This Man Makes More Than I Do

And he lives in a place with a comparable cost of living. Yet he’s struggling.

It makes me wonder what we are all doing differently.

He can barely afford a one-room apartment with a roommate. I bought a house. Granted, it’s a small house, but it’s still brick and on a small bit of land.

He works 60 hours a week, so do I.

He can’t save money, yet I was able to send my children to college (debt-free), to donate to charity, save enough to have a comfortable retirement, and indulge in a rather costly hobby.

I don’t know what his total bills are, but mine average (with mortgage, gas, electric, water, internet, and phone) about $900 a month – or just over 2 weeks’ pay. Food, gasoline, insurance, vet bills, pet food, and other expenses round out the third week’s pay, leaving one week’s pay to bank and play with (now, anyway – before, it was used to pay college expenses for my kids and to bankroll my daughter when she wanted to start her own business). Not a lot, I grant you, but over time, it does add up. Any bonus money (gift money, windfalls, garage sale money, collecting and selling aluminum and recyclables, selling stuff on craigslist, etc.) gets banked with it.

If he’s splitting expenses, he should actually be in better financial shape than I am.

So what are we doing differently that he’s struggling on the same wages I’m comfortable on?

3 Comments (+add yours?)

  1. Noddy
    Dec 16, 2013 @ 14:24:33

    OK, I know the prices in Kansas City, and they are really, really close to the prices where I live. I know people who live there, and it’s only a 4 hour drive away, so I visit often enough to know the cost of living there.

    60 hours a week of work is not so much, even with transportation time thrown in, that there’s no time left for home cooking and home meal prep – he’s not homeless. Every apartment in KC (even the cheapest, meanest ones) have a refrigerator and stove.

    His housing and utility expenses are probably half mine because he has a roommate with whom he shares those expenses, plus he doesn’t have children and an ex-spouse that he occasionally has to help out. Add in the fact that at least one of his jobs is at a restaurant where he presumably gets to eat at a discount (or sometimes for free), and even with his education loan, he should be doing far, far better than he is, financially speaking.

    If he’s paying $450 a month rent (half of that maximum $900 rent you quoted), he’s paying less than I am for the mortgage I have. If he and his roommate are sharing a cheaper apartment, then he’s paying less, maybe as little as $150 a month for rent (the cheapest 2 bedroom apartment I know of is in a decent area and rents for $300 a month – I have a friend living there with her 3 daughters), so if he’s in a similar apartment, he’s paying less than half a week’s pay for rent.

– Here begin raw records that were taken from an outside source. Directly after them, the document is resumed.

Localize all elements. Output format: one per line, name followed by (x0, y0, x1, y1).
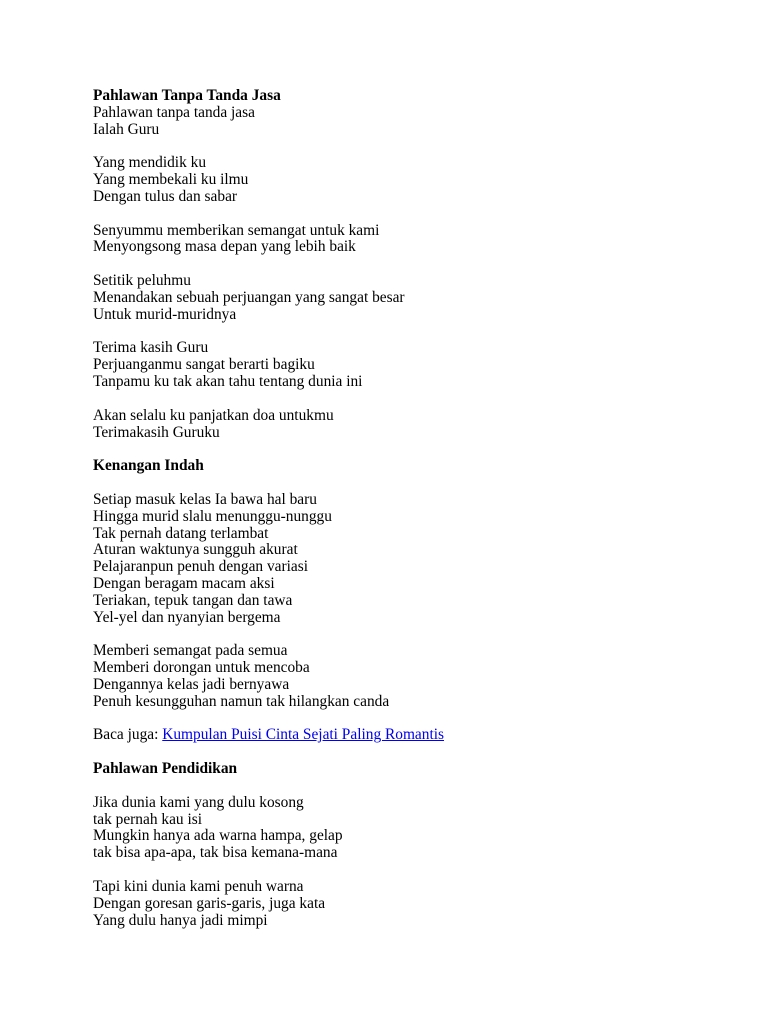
stanza-gap (93, 391, 733, 408)
stanza-gap (93, 256, 733, 273)
poem-line: Ialah Guru (93, 120, 160, 138)
stanza-gap (93, 627, 733, 644)
poem-title: Pahlawan Pendidikan (93, 760, 238, 778)
poem-line: Senyummu memberikan semangat untuk kami (93, 221, 380, 239)
poem-line: Setitik peluhmu (93, 272, 191, 290)
poem-line: Memberi dorongan untuk mencoba (93, 659, 310, 677)
poem-line: Dengan goresan garis-garis, juga kata (93, 894, 326, 912)
poem-line: Perjuanganmu sangat berarti bagiku (93, 356, 315, 374)
stanza-gap (93, 475, 733, 492)
stanza-gap (93, 138, 733, 155)
poem-line: Terima kasih Guru (93, 339, 209, 357)
poem-line: Dengannya kelas jadi bernyawa (93, 675, 290, 693)
poem-line: Menandakan sebuah perjuangan yang sangat besar (93, 288, 405, 306)
poem-title: Pahlawan Tanpa Tanda Jasa (93, 87, 281, 104)
poem-line: Dengan tulus dan sabar (93, 187, 238, 205)
poem-line: Terimakasih Guruku (93, 423, 220, 441)
stanza-gap (93, 778, 733, 795)
poem-line: Yang dulu hanya jadi mimpi (93, 911, 268, 929)
poem-line: Pahlawan tanpa tanda jasa (93, 103, 255, 121)
poem-line: Akan selalu ku panjatkan doa untukmu (93, 406, 334, 424)
poem-line: Mungkin hanya ada warna hampa, gelap (93, 827, 343, 845)
poem-title: Kenangan Indah (93, 457, 204, 475)
section-gap (93, 711, 733, 728)
poem-line: Yang membekali ku ilmu (93, 171, 249, 189)
poem-line: Aturan waktunya sungguh akurat (93, 541, 298, 559)
stanza-gap (93, 206, 733, 223)
poem-line: Memberi semangat pada semua (93, 642, 288, 660)
read-also-label: Baca juga: (93, 726, 159, 744)
poem-line: Teriakan, tepuk tangan dan tawa (93, 591, 293, 609)
poem-line: tak bisa apa-apa, tak bisa kemana-mana (93, 844, 338, 862)
section-gap (93, 744, 733, 761)
poem-line: Penuh kesungguhan namun tak hilangkan canda (93, 692, 390, 710)
poem-line: Hingga murid slalu menunggu-nunggu (93, 507, 332, 525)
poem-line: Yel-yel dan nyanyian bergema (93, 608, 281, 626)
stanza-gap (93, 862, 733, 879)
stanza-gap (93, 324, 733, 341)
poem-line: Jika dunia kami yang dulu kosong (93, 793, 304, 811)
poem-line: Yang mendidik ku (93, 154, 207, 172)
poem-line: Tanpamu ku tak akan tahu tentang dunia ini (93, 373, 363, 391)
poem-line: Setiap masuk kelas Ia bawa hal baru (93, 490, 317, 508)
poem-line: Menyongsong masa depan yang lebih baik (93, 238, 356, 256)
poem-line: Tapi kini dunia kami penuh warna (93, 877, 304, 895)
poem-line: Untuk murid-muridnya (93, 305, 237, 323)
read-also-link[interactable]: Kumpulan Puisi Cinta Sejati Paling Romantis (162, 726, 444, 744)
poem-line: tak pernah kau isi (93, 810, 202, 828)
poem-line: Dengan beragam macam aksi (93, 575, 275, 593)
poem-line: Tak pernah datang terlambat (93, 524, 269, 542)
poem-gap (93, 441, 733, 458)
poem-line: Pelajaranpun penuh dengan variasi (93, 558, 308, 576)
document-body (93, 88, 733, 929)
read-also (93, 727, 733, 744)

    I’m sorry, but he doesn’t get to play the “poor” card if he makes more money than me and lives in an area that is comparable for cost of living with a roommate splitting expenses and he’s never married and is child-free with a less-than-$10,000 education debt.

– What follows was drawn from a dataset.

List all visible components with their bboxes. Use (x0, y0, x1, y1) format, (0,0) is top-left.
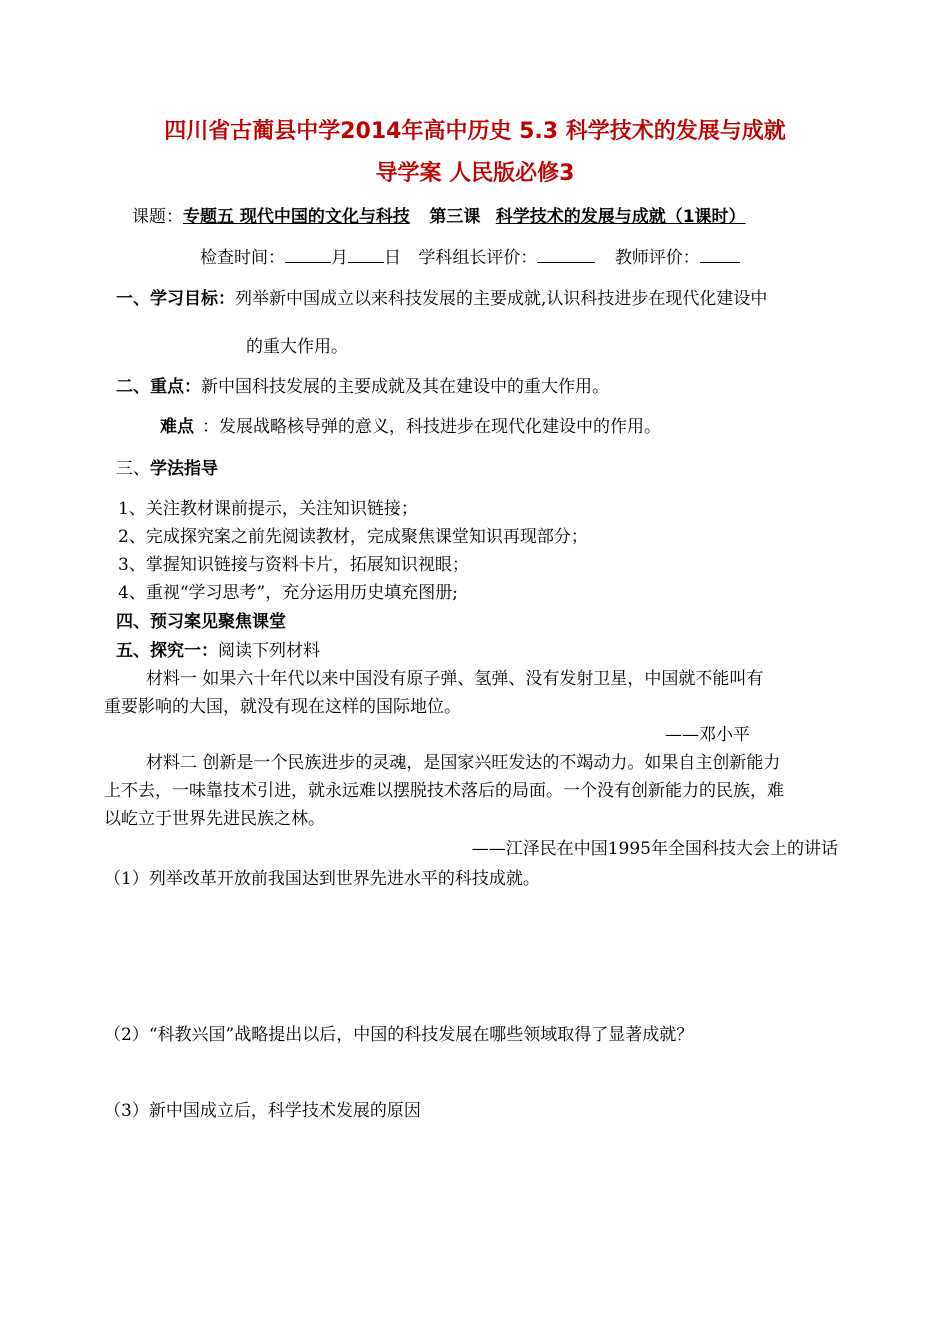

    He can play the “I don’t know how to manage my money” card, and I’d sympathize and empathize with him on that – way too many people don’t know how to manage their finances (raises hand – I do OK, but I know I could be doing so much better if I knew more of the tricks of handling money).

  2. ssgt leslie
    Dec 13, 2013 @ 14:19:25

    some people just like to complain and looking for a handout, instead of a handup. also. we as a society are spoiled. thanks for posting and you are doing an amazing job with all you do. keep smiling.

  3. dianawelsh13
    Dec 12, 2013 @ 22:10:05

    Some of it may depend on where in Kansas City he’s living. I can find apartments there for $500 a month for a one bedroom but also for $900 per month. Does he cook? Does his room mate cook? With 4 jobs does he have time to cook or do any home meal prep at all? He may spend all his time working and travelling between with an hour or two between shifts (and about 6 hours a night for sleep). It doesn’t say if he drives a car or uses public transportation either. Sometimes if you’re working too many jobs your food costs sky rocket because you pretty much have to eat out twice a day.